SINDEN stopped his vehicle 125 metres past the collision scene.
There was no forensic evidence presented to the jury by the defence that proved that Daniel Squire had been on the kerb. The prosecutor raised the question, and the jury was directed to consider by the judge, whether an experienced rider such as Daniel would have attempted to ride on a footpath that was about one foot wide, was overgrown, and strewn with debris. There were no marks in the mud leading to the footpath, nor marks in the debris or muddy tyre marks on the path.
At no time, before the trial, did SINDEN explain to the police that Daniel rode off of the kerb into the road. In fact, he stated to several witnesses at the scene that he simply ‘did not see’ Daniel. In one account he even stated that Daniel swerved out in front of him, apparently to avoid a drain cover, and that he (SINDEN) had swerved to try to avoid him but was unable to do so.
When SINDEN hit Daniel, he was 0.67 metres away from the kerb; so how close was SINDEN to the kerb before he swerved? Even the defence expert stated that Daniel should have been seen by SINDEN, assuming that he had been in the road, and not coming off the path.
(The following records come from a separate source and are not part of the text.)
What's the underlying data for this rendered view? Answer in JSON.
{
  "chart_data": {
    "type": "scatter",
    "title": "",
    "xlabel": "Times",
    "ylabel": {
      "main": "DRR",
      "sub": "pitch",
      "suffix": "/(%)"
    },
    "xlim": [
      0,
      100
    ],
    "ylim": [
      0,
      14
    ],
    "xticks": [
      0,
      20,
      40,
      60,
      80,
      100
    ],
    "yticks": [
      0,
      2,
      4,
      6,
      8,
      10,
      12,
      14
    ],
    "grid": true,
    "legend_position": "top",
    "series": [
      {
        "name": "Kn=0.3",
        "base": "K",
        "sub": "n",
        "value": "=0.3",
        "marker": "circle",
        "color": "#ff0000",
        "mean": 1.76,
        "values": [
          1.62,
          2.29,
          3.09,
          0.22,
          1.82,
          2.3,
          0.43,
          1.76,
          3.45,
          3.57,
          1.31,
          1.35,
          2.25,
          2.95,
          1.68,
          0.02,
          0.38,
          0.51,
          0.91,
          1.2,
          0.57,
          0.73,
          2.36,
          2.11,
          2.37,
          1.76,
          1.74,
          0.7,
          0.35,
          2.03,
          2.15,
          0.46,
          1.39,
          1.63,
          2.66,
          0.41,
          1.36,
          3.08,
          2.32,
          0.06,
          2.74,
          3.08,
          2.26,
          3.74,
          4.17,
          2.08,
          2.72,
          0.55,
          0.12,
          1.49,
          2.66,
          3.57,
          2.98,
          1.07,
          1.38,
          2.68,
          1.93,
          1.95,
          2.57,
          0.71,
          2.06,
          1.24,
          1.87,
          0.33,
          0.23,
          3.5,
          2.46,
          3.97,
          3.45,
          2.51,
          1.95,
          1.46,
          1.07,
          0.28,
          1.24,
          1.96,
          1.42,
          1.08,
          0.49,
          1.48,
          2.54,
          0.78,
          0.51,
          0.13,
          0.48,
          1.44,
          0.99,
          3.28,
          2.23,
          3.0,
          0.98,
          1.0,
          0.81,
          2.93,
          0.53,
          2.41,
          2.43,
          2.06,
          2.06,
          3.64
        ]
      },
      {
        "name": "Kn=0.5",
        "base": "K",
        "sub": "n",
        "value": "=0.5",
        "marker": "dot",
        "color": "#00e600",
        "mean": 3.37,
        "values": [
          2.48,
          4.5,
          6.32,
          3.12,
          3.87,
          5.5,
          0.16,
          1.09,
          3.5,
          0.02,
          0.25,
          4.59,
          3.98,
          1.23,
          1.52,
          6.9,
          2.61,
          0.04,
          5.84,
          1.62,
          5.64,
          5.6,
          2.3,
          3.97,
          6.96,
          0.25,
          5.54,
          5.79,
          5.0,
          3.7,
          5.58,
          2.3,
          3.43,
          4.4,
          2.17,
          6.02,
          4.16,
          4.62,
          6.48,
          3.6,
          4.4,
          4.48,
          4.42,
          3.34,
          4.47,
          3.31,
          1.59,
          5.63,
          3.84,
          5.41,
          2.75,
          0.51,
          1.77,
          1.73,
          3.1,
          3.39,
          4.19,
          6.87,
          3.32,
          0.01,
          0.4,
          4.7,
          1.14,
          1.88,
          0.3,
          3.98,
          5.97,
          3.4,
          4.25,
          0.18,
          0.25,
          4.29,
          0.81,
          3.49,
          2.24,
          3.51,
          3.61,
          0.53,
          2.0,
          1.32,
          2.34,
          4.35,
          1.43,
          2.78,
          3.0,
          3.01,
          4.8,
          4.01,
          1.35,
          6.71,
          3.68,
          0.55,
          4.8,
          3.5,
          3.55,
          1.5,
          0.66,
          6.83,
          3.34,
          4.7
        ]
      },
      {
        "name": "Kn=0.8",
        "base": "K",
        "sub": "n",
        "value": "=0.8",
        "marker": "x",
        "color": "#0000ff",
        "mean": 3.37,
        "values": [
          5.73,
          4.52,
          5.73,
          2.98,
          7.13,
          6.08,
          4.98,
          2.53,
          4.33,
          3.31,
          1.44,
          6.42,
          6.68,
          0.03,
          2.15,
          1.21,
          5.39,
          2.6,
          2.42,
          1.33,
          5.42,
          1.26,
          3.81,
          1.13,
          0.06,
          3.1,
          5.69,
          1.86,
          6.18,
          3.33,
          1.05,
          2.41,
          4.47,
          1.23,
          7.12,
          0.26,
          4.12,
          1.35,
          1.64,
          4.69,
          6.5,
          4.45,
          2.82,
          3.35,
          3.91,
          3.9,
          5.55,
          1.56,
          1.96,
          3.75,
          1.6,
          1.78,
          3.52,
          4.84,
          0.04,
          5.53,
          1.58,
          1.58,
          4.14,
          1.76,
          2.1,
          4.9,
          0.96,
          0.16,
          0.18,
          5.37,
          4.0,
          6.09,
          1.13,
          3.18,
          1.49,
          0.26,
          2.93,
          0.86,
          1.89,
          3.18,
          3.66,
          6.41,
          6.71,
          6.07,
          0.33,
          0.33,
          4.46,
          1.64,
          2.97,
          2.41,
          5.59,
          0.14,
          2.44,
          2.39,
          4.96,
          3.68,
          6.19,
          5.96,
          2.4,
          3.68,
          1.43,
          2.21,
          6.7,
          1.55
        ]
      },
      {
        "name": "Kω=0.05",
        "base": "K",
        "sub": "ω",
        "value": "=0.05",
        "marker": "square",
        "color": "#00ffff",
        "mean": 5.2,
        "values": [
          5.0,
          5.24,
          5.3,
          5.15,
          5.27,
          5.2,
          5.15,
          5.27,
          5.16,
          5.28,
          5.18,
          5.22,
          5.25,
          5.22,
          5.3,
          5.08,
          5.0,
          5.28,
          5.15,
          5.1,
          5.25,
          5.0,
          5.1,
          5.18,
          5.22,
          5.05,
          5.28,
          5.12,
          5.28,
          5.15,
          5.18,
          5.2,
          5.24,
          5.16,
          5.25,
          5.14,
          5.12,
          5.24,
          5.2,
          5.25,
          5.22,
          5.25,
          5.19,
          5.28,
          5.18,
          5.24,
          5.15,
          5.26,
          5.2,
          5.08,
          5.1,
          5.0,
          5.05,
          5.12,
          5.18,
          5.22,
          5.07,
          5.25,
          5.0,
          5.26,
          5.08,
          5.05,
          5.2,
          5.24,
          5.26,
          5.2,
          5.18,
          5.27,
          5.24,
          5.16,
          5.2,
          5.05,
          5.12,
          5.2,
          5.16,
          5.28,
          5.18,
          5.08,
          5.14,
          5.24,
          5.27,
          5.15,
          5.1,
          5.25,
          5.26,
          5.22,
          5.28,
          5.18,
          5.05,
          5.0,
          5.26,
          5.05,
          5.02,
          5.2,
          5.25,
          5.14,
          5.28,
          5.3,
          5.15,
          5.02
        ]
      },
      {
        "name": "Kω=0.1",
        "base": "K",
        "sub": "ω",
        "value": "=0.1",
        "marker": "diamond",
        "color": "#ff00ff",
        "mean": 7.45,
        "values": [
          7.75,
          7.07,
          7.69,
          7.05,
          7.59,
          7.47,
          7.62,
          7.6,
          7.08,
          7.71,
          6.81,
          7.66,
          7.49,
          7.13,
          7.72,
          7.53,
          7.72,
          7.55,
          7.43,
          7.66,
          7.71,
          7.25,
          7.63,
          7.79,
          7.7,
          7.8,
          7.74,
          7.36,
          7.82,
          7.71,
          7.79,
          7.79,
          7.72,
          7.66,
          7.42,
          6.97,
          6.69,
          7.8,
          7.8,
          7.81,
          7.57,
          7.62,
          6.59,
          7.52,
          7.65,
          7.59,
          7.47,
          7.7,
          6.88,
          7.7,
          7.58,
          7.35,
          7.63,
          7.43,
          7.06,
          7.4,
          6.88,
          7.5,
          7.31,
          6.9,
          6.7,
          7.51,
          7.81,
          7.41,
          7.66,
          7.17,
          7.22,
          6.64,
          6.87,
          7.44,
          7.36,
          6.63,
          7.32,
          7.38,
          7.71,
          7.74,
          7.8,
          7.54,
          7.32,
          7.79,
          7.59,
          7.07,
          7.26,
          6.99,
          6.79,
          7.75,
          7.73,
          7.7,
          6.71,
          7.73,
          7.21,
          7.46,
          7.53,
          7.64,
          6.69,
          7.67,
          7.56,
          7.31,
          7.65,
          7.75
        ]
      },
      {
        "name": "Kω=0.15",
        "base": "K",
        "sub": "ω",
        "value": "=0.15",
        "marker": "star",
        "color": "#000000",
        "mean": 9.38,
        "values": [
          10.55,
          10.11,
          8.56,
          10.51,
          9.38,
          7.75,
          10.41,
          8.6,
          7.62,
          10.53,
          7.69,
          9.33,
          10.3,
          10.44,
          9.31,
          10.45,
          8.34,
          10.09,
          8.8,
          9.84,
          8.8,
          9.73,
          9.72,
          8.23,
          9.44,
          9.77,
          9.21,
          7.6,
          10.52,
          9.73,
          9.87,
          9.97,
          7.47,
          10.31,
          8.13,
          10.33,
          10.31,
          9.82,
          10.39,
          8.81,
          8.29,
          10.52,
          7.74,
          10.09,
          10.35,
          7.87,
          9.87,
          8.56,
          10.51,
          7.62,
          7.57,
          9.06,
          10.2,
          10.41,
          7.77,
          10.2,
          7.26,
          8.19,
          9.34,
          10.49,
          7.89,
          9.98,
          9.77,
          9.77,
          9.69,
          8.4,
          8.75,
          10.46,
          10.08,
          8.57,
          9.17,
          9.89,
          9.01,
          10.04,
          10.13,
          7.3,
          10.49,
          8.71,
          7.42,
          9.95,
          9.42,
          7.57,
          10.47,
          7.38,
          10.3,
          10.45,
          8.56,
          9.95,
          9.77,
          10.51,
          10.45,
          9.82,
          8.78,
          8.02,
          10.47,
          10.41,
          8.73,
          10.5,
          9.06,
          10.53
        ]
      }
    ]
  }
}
Apparently, at no point before the trial, did SINDEN tell the police that he stopped in a layby to send and receive texts. The time he says he spent in the layby conveniently accounts mathematically for time that he could not previously account for. The judge drew the attention of the jury to this fact during her summing up.
What is clear is this; SINDEN presented an explanation to the police that investigations indicated he was using his phone at or immediately before the collision. Once he was faced with evidence IN COURT that indicated that his explanation of the phone activation (by articles on his seat) was unlikely, he decided to change his story. He then admitted in court that he HAD been using his mobile phone, but that he had been doing so further down the road, but not at the time of the collision.
The judge accurately summed up all of the evidence presented by the CPS, and drew the attention of the jury to the changes in SINDEN’S account. She was explicit about the timings and distances involved.
Many have commented about the CPS lawyer, what about the defence? They simply presented several ‘what if’s?’ to the jury, and then sat back. They knew what couldn’t be proved, and so threw as much mud around as possible to confuse the jury. The defence lawyer was spoken to by the judge several times because of his behaviour, and he was blatantly dishonest when he told the jury that the CPS had put in an extra charge of careless driving because the police weren’t sure of their case; in fact the judge put the extra charge in following a legal ruling from another case. But it sounds good doesn’t it?
The article at
https://beyondthekerb.wordpress.com/2015/03/21/somethings-not-quite-right-here/ is pretty accurate, apart from the timing (80 seconds, not 55) and the punctuation (no full stops between the words in the text). But the issue here is that SINDEN was caught by his own story, and then changed it in court to account for the timings. It seems that all of the questions raised by BTK were dealt with in court.
In fact, all of the questions raised here on KoL were presented to the court; the jury simply had to do as the judge told them and apply some common sense. And there, perhaps, ladies and gentlemen of the jury, lies the problem.